JF Ptak Science Books
I found this item today out in thye warehouse, mixed in for some reason with Hitler Jugend pamphlets and many issues of the 19th century Archiv fuer Anthropologie, just completely out of place. It is an accordion fold multiple panel oversize postcard, I suppose, an advertisement for a meeting of the Rotary Club of Birmingham, Alabama, and probably for 1917/1918.
Which is a detail of the image (below):
Unfolded the obect is 25 inches long and about 9 inches wide, divided by five panels, seven of which have photographic images, one is for the contact information, and one for the addressing and mailing part. It all folds nicely into a somewhat-larger-than-pocket-size object, printed on pretty thick, very thick stock. (The original is available at our blog bookstore, here.)
There are internal clues for the date, not the least of which is the last year for some census information (1917) and a 19123 Irving Berlin song, "When the Midnight Choo-Choo Leaves for Alabama". The "card" was addressed to "The President/White House/Washington, D..C.". It evidently got to Mr. Wilson's house because there is a very faint rubber stamp on the back that reads "by Transfer/White House" , sent by the Executive Office workers to the Library of Congress, and after 80 years or so purchased by me when I brought home the so-called "Pamphlet Collection" from the L.C. surplus. (Those days are over.)

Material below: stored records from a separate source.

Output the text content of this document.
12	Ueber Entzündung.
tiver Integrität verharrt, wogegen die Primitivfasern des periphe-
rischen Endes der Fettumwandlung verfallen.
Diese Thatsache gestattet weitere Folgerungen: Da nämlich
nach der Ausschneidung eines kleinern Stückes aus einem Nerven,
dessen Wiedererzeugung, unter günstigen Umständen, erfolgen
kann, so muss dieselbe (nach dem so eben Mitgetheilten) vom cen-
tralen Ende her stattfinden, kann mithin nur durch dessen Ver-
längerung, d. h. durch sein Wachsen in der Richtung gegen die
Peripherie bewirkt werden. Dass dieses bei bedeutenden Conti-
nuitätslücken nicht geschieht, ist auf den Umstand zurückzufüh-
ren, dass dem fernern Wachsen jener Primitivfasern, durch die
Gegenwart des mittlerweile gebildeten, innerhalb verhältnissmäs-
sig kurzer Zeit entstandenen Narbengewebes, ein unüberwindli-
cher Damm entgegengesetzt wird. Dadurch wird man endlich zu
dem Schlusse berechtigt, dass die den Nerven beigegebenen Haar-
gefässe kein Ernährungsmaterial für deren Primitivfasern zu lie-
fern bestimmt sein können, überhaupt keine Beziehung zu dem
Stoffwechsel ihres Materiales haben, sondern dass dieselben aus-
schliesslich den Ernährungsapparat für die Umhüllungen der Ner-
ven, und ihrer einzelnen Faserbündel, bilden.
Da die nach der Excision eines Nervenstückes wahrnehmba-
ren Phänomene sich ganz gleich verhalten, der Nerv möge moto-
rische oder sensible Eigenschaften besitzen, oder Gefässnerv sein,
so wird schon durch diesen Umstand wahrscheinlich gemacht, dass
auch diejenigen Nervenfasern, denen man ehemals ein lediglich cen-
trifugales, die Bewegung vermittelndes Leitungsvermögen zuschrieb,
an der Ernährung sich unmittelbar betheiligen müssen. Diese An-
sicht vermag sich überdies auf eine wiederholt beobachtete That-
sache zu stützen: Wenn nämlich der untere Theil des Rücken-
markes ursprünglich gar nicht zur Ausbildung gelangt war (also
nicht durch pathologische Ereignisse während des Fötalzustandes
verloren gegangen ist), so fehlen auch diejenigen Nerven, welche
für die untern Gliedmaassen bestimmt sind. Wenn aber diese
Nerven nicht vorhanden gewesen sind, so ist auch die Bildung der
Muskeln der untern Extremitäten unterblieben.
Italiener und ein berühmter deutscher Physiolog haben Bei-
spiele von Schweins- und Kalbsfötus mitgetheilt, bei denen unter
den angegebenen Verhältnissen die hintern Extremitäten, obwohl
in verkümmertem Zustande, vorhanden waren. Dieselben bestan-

The other images relate mostly to the iron/steel industry, long a staple of the Birmingham economy. Five of the photos relate to the iron mining, blast furnaces, and loading steel rails; the other two are cityscapes of the city. In all of this, why two of the total of seven photos showed Black miners doing some body-breaking work in the mines is a mystery. The two men holding massive rocks in the picture detail is an exceptional thing--my guess is that the rocks weight 75-100 pounds, easy.. And if this is what these men were doing every day, they must've been exceptionally strong in a steel-bar sort of way, with enormously powerful hands. It just a mystery to me.